I think £20 is too expensive to affect the market at all. Most of the games you have mentioned can be purchaced for under £15 brand new on Amazon and you can get a lot of them for under a tenner second hand on Amazon. I bet you could find them even cheaper in an actual shop.
The market I think it will affect is older games in supermarkets and other non traditional game retailers. They wont sell as many £20 games as they currently do and will probably reduce their range to just be the chart games.
Plus I bet you wouldn’t be able to play it on your new xbox after the old one red rings… Or take it round to your mates house and play it on their box… Or play it through back compatibility on the next gen xbox when it arrives. I would always choose a disk over digital download if I had the choice.
On the ’round your mates house’ bit, seems thats answered:-
“Secondly, once you purchase the game, you can go over to a buddy’s house and play it there too because Microsoft will store the license information on the Live servers.
“We keep the license information on the Live servers, so the user who purchased it can roam to another console and play the game there,” said Austin.”
Oh yes, I can see it now:
“Shall we play a bit of Halo 3? One moment please, we just need to download this 9GB file on your 2Mbps connection…”
Even a smallish game (5GB or half a DVD) will take an hour on an 8Mbps connection – and that’s provided Microsoft have enough bandwidth, your contention ratio is good, you’re not doing anything else online, the planets are aligned correctly, etc. etc.

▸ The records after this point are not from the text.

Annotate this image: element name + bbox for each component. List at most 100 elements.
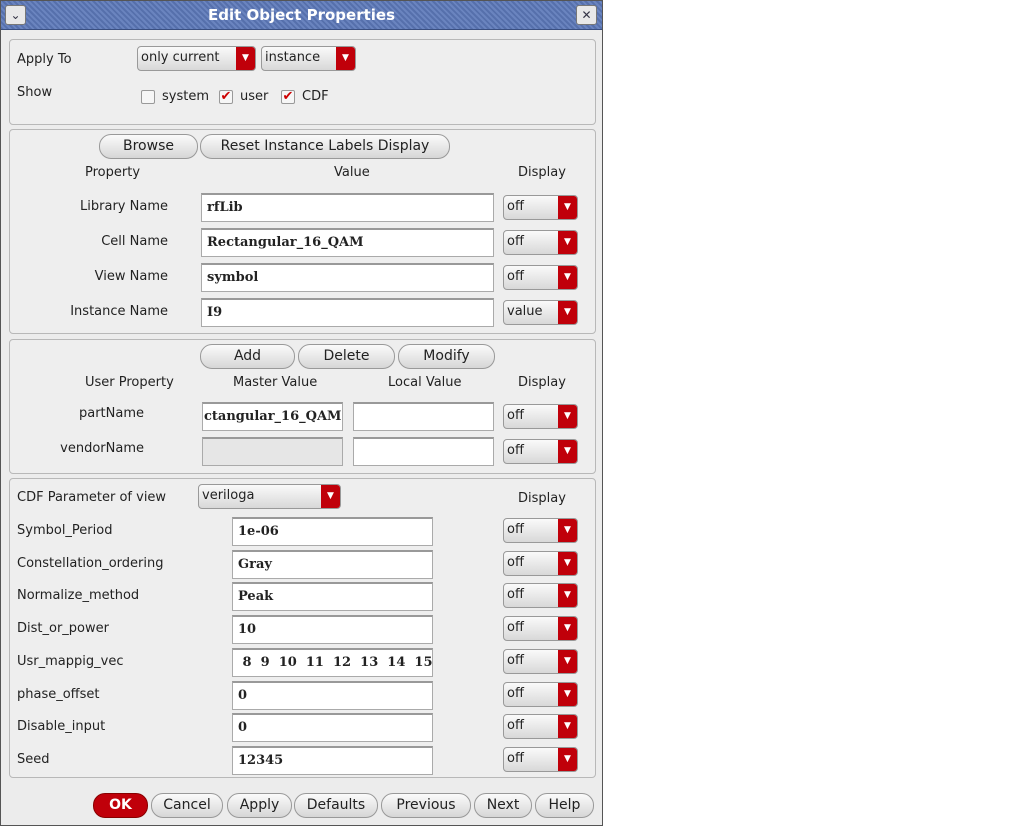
display-value: off	[507, 587, 524, 603]
cdf-param-input[interactable]: 12345	[232, 745, 433, 775]
chevron-down-icon: ▼	[558, 747, 577, 771]
help-button[interactable]: Help	[535, 793, 594, 818]
chevron-down-icon: ▼	[558, 440, 577, 463]
chevron-down-icon: ▼	[558, 617, 577, 641]
close-icon: ✕	[581, 8, 592, 22]
master-value-field	[202, 437, 343, 466]
window-menu-button[interactable]: ⌄	[5, 5, 26, 25]
display-value: off	[507, 718, 524, 734]
edit-object-properties-dialog: Edit Object Properties ⌄ ✕ Apply To only…	[0, 0, 603, 826]
ok-button[interactable]: OK	[93, 793, 148, 818]
apply-scope-value: only current	[141, 50, 220, 65]
chevron-down-icon: ⌄	[10, 8, 21, 22]
system-label: system	[162, 89, 209, 104]
user-property-label: partName	[78, 406, 144, 421]
chevron-down-icon: ▼	[558, 405, 577, 428]
property-label: Library Name	[80, 199, 168, 214]
display-dropdown[interactable]: off ▼	[503, 195, 578, 220]
display-value: off	[507, 408, 524, 423]
cdf-display-header: Display	[518, 491, 566, 506]
property-label: Cell Name	[101, 234, 168, 249]
defaults-button[interactable]: Defaults	[294, 793, 378, 818]
cdf-param-input[interactable]: Gray	[232, 549, 433, 579]
cdf-param-input[interactable]: 1e-06	[232, 517, 433, 546]
display-dropdown[interactable]: off ▼	[503, 648, 578, 674]
chevron-down-icon: ▼	[336, 47, 355, 70]
cdf-param-label: Constellation_ordering	[17, 555, 164, 571]
display-dropdown[interactable]: off ▼	[503, 616, 578, 642]
master-value-header: Master Value	[233, 375, 318, 390]
apply-type-dropdown[interactable]: instance ▼	[261, 46, 356, 71]
local-value-input[interactable]	[353, 437, 494, 466]
apply-scope-dropdown[interactable]: only current ▼	[137, 46, 256, 71]
display-value: off	[507, 652, 524, 668]
system-checkbox[interactable]	[141, 90, 155, 104]
display-dropdown[interactable]: off ▼	[503, 550, 578, 576]
cdf-param-label: phase_offset	[17, 686, 100, 702]
chevron-down-icon: ▼	[558, 682, 577, 706]
cdf-param-label: Normalize_method	[17, 588, 140, 604]
display-value: off	[507, 620, 524, 636]
property-value-input[interactable]: rfLib	[201, 193, 494, 222]
title-bar: Edit Object Properties	[1, 1, 602, 30]
cdf-view-label: CDF Parameter of view	[17, 490, 167, 505]
user-property-header: User Property	[85, 375, 174, 390]
chevron-down-icon: ▼	[558, 649, 577, 673]
apply-to-label: Apply To	[17, 52, 72, 67]
property-label: View Name	[94, 269, 168, 284]
cdf-param-input[interactable]: 10	[232, 615, 433, 645]
reset-labels-button[interactable]: Reset Instance Labels Display	[200, 134, 450, 159]
chevron-down-icon: ▼	[558, 715, 577, 739]
property-label: Instance Name	[70, 304, 168, 319]
apply-button[interactable]: Apply	[227, 793, 292, 818]
cdf-param-input[interactable]: 8 9 10 11 12 13 14 15]	[232, 647, 433, 677]
property-value-input[interactable]: Rectangular_16_QAM	[201, 228, 494, 257]
cdf-param-label: Symbol_Period	[17, 523, 113, 538]
delete-button[interactable]: Delete	[298, 344, 395, 369]
display-dropdown[interactable]: off ▼	[503, 714, 578, 740]
display-dropdown[interactable]: off ▼	[503, 265, 578, 290]
display-value: off	[507, 443, 524, 458]
display-dropdown[interactable]: off ▼	[503, 583, 578, 609]
user-display-header: Display	[518, 375, 566, 390]
value-header: Value	[334, 165, 370, 180]
display-dropdown[interactable]: off ▼	[503, 518, 578, 543]
display-dropdown[interactable]: off ▼	[503, 746, 578, 772]
property-value-input[interactable]: symbol	[201, 263, 494, 292]
display-dropdown[interactable]: off ▼	[503, 230, 578, 255]
cdf-param-label: Usr_mappig_vec	[17, 653, 124, 669]
display-header: Display	[518, 165, 566, 180]
property-value-input[interactable]: I9	[201, 298, 494, 327]
display-value: off	[507, 269, 524, 284]
modify-button[interactable]: Modify	[398, 344, 495, 369]
close-button[interactable]: ✕	[576, 5, 597, 25]
cdf-param-input[interactable]: 0	[232, 680, 433, 710]
cdf-param-label: Dist_or_power	[17, 621, 109, 637]
display-dropdown[interactable]: value ▼	[503, 300, 578, 325]
display-value: off	[507, 750, 524, 766]
previous-button[interactable]: Previous	[381, 793, 471, 818]
user-property-label: vendorName	[60, 441, 144, 456]
local-value-header: Local Value	[388, 375, 462, 390]
local-value-input[interactable]	[353, 402, 494, 431]
next-button[interactable]: Next	[474, 793, 532, 818]
master-value-field: ctangular_16_QAM	[202, 402, 343, 431]
chevron-down-icon: ▼	[558, 551, 577, 575]
display-dropdown[interactable]: off ▼	[503, 681, 578, 707]
chevron-down-icon: ▼	[558, 196, 577, 219]
chevron-down-icon: ▼	[558, 584, 577, 608]
cdf-param-input[interactable]: Peak	[232, 582, 433, 612]
display-value: off	[507, 234, 524, 249]
display-value: off	[507, 685, 524, 701]
user-checkbox[interactable]: ✔	[219, 90, 233, 104]
cdf-checkbox[interactable]: ✔	[281, 90, 295, 104]
display-dropdown[interactable]: off ▼	[503, 404, 578, 429]
cancel-button[interactable]: Cancel	[151, 793, 223, 818]
window-title: Edit Object Properties	[207, 6, 396, 24]
cdf-param-input[interactable]: 0	[232, 713, 433, 743]
display-dropdown[interactable]: off ▼	[503, 439, 578, 464]
cdf-param-label: Disable_input	[17, 719, 106, 735]
cdf-view-dropdown[interactable]: veriloga ▼	[198, 484, 341, 509]
browse-button[interactable]: Browse	[99, 134, 198, 159]
add-button[interactable]: Add	[200, 344, 295, 369]
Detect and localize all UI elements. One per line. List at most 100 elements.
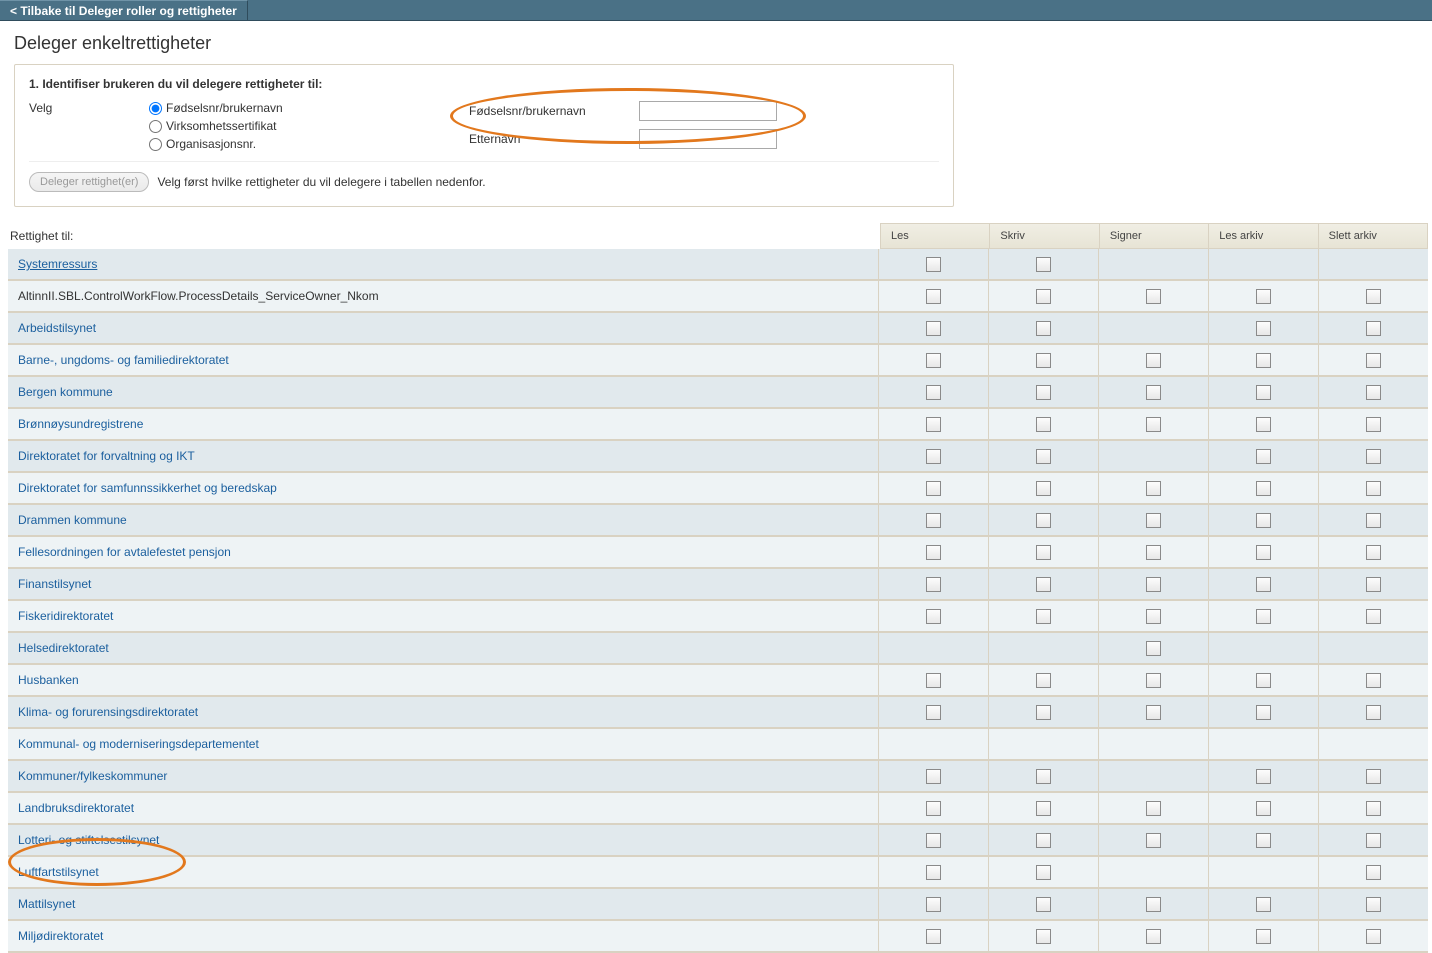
checkbox[interactable] bbox=[926, 577, 941, 592]
checkbox[interactable] bbox=[1036, 577, 1051, 592]
checkbox[interactable] bbox=[1366, 417, 1381, 432]
checkbox[interactable] bbox=[1256, 929, 1271, 944]
checkbox[interactable] bbox=[1146, 641, 1161, 656]
checkbox[interactable] bbox=[1146, 577, 1161, 592]
checkbox[interactable] bbox=[926, 353, 941, 368]
checkbox[interactable] bbox=[1256, 673, 1271, 688]
checkbox[interactable] bbox=[926, 385, 941, 400]
checkbox[interactable] bbox=[1036, 865, 1051, 880]
checkbox[interactable] bbox=[1366, 673, 1381, 688]
row-link[interactable]: Helsedirektoratet bbox=[18, 641, 109, 655]
checkbox[interactable] bbox=[926, 801, 941, 816]
row-link[interactable]: Brønnøysundregistrene bbox=[18, 417, 143, 431]
radio-fnr[interactable]: Fødselsnr/brukernavn bbox=[149, 101, 283, 115]
checkbox[interactable] bbox=[1036, 257, 1051, 272]
checkbox[interactable] bbox=[1256, 385, 1271, 400]
checkbox[interactable] bbox=[1256, 289, 1271, 304]
checkbox[interactable] bbox=[1036, 353, 1051, 368]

Not wanting to knock the service as I still think it’s a good idea, but I think the whole “you can download it on a friend’s box” argument is a bit silly. You may as well just take your HDD round their house.
But the pricing was $20, not £20… So arguably about £15, and most of those games are still around £15-20 new in the shops and a minimum of £10 second hand, so it’s not really that bad.
It has been confirmed that you can delete and redownload them as many times as you like, athough I guess the normal DRM policy would apply, and it’s far too soon to be considering backwards compatibility for the next generation of consoles 5 years from now, hell you don’t even own one from this gen yet :p
“I would always choose a disk over digital download if I had the choice.” Truer words were never spoken, but with the iTunes generation it’s a different story.
I like downloading games. It’s quick, easy, and usually pretty cheap. Trouble is storage is never infinite and broadband speeds are never quick enough, so for full retail titles? Especially as they’re getting bigger and bigger all the time?
Nah.
Well you actually said its related to their RRP… most of the games in the list have an RRP of £20 (according to Amazon again) so arguably it will be £20 when it launches over here.
Fair point, $20 was the exapmle given and looking down that list on Amazon.com most of them are $20+ brand new, so hopefully we are looking at slightly discounted from RRP.